Truth be told, however, the Reagan Administration halted plutonium production soon after the 1986 Chernobyl disaster in the Soviet Union. As with the Soviet reactors, the Hanford N reactor — dedicated in 1963 by President Kennedy— was built around a graphite core with no containment dome. A panel of retired physicists, the Roddis Commission, came away appalled at reactor operations and spurred the shutdown.
Still, problems were covered up in desert soil. A radiation leak took place, just before a 2013 Reservation visit by Gov. Jay Inslee. Warning signs along the governor’s route were taken down. Hanford’s heritage was celebrated. The old reactor that produced plutonium used in the Nagasaki bomb has been made a unit of the Manhattan Project National Historical Park.
Three thousand workers labored on the cleanup, which is far from complete. The prospect of cheating remains alive and well. The Project 2025 agenda, developed by the Heritage Foundation— the foundation for the Trump II regime — hinted broadly at a means of walking away. Instead of turning high level waste into glass, just reclassify the stuff and declare the cleanup complete.
The lawyering is not yet done, but Washington now has a lawyer-governor who as Attorney General successfully took the Department of Energy to court. Bob Ferguson is invested in the cleanup, declaring: “Transforming this waste into glass offers the best protection for the environment and communities across the Pacific Northwest.”

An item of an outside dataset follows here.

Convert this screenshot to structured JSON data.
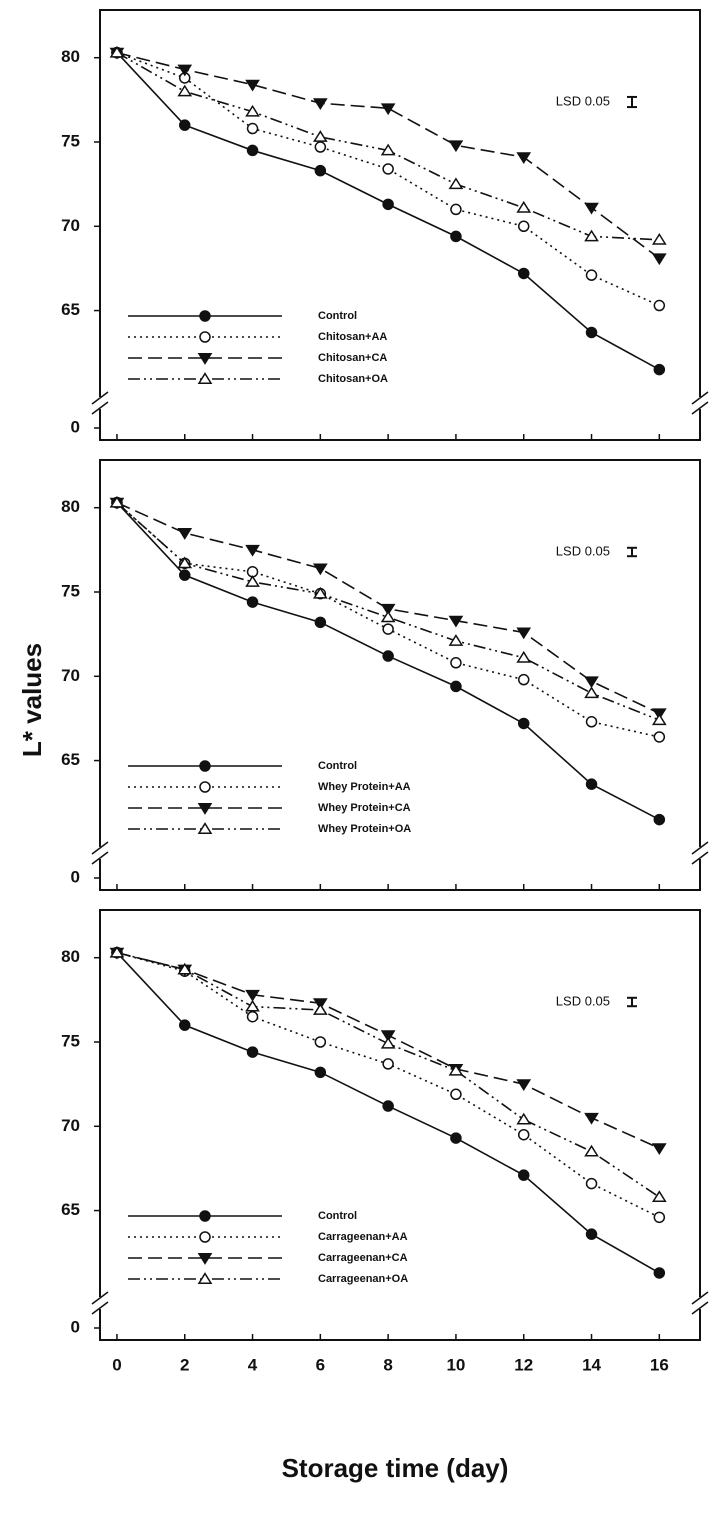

Even if the high level cleanup keeps to its latest schedule, and the sludge is removed from all those 177 waste tanks, the bomb factory and its aftershocks will have a lifespan of 90 years.
Hot stuff, indeed. Of course, nuclear industry apologists will continue to argue that elevated cancer levels downwind from Hanford have nothing to do with its deadly product.
It provides a measure of reassurance to those who shop at Atomic Foods in Pasco, root for the Columbia High School Bombers basketball team — beneath their trademark mushroom cloud .— and drive to work down Leslie Groves Boulevard
The culture of plutonium production was summed up, some years back, on a sign above the Hanford House hotel: “A little nukie never hurt anyone.”